The number of teenagers using harder drugs like heroin, amphetamines, LSD, crack, cocaine and ecstasy dropped to 1.4 per in 1999, compared to 2 per cent in 1995, the study showed. These figures put Cyprus joint-bottom of the European hard drugs use league.

However, heroin proved the exception to this encouraging pattern.

The number of those trying heroin remained roughly the same, at 1.8 per cent in 1999 compared to 1.9 per cent in 1995. But the ESPAD study also showed that the number of teenage boys who had tried heroin up to nine times had risen by 50 per cent since 1995, from 2.2 per cent to 3.4 per cent.

“Heroin is the only drug showing an increase in the number of boys using it regularly,” government drugs expert Dr Damianos Pityris said in presenting the ESPAD study yesterday.

Overall, the number of teenage boys and girls who had used heroin up to nine times was up to 1.2 per cent in 1999 compared to 0.9 per cent in 1995. Even though the number of those who had used heroin more regularly (over 40 times) was down to 0.3 per cent in 1999 compared to 0.8 per cent in 1995, Pityris picked out a worrying heroin-use pattern amongst local teenage girls too.

“Despite the downward trend in overall drug use by girls, heroin is now their favourite except for marijuana. This is in complete contrast to 1995, when heroin was bottom of their preferences,” Dr Pityris said.

“This, in conjunction with the increase in heroin use by boys, confirms the need for further study of the phenomenon and for measures to be taken,” the government doctor said.

Dr Kyriacos Veresies, who oversaw the Cyprus leg of the ESPAD study, admitted that heroin use was “slightly up”, but also said the overall drug-use pattern was far from clear-cut. “It is difficult to see if those going into heroin are those who did hash in past,” he said.

But Veresies warned that heroin was becoming more easily available: “The fact that more of the substance is on the market at moment means more people will use it,” he said.

Minister Ioannides said he was “terribly worried” by the statistics relating to heroin but also stressed that the number of secondary school students trying heroin had not changed.

Ioannides homed in on the fact that the overall results of the ESPAD study made very encouraging reading for Cyprus.

“These results are very good for Cyprus. But they do not satisfy us, they rather give us reason to be certain our efforts and programmes are bringing results, something which makes us intensify our efforts,” the Minister said.

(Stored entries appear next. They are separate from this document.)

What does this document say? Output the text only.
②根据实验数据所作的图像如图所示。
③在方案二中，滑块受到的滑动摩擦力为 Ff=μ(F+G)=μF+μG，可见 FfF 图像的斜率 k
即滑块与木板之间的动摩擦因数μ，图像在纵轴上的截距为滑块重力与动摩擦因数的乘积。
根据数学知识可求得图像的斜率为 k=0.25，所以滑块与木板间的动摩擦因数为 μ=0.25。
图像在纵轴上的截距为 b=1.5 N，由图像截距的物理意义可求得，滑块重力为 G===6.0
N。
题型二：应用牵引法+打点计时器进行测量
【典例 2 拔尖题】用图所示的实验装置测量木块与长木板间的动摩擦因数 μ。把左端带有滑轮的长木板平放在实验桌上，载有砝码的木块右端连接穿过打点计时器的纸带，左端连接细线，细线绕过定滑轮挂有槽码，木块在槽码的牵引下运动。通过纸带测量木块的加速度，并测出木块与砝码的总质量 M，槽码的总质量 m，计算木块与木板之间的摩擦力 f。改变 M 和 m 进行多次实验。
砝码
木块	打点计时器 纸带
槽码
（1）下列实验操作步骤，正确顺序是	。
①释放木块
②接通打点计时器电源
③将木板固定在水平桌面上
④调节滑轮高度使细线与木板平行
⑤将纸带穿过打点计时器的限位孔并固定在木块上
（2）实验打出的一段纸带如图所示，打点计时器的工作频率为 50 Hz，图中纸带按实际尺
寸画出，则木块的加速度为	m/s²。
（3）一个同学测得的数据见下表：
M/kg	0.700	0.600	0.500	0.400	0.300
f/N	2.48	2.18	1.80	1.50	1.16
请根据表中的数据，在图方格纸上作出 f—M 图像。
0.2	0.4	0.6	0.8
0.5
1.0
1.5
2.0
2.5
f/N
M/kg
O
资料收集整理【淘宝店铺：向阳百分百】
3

He reeled off a whole list of fresh anti-drug education initiatives the state is undertaking in co-operation with the Church-backed drug battling foundation, KENTHEA.

Bishop Chrysostomos of Kitium said KENTHEA would be turning the buildings of the old leper colony by the Larnaca salt lake into a live-in centre for rehabilitated drug addicts within a matter of weeks.

Donating the leper colony buildings to KENTHEA has been one of a number of recent high-profile government efforts fight drug abuse and placate public concern over the issue. President Clerides has also set up a ministerial drugs council and announced funding for further research into narcotics abuse.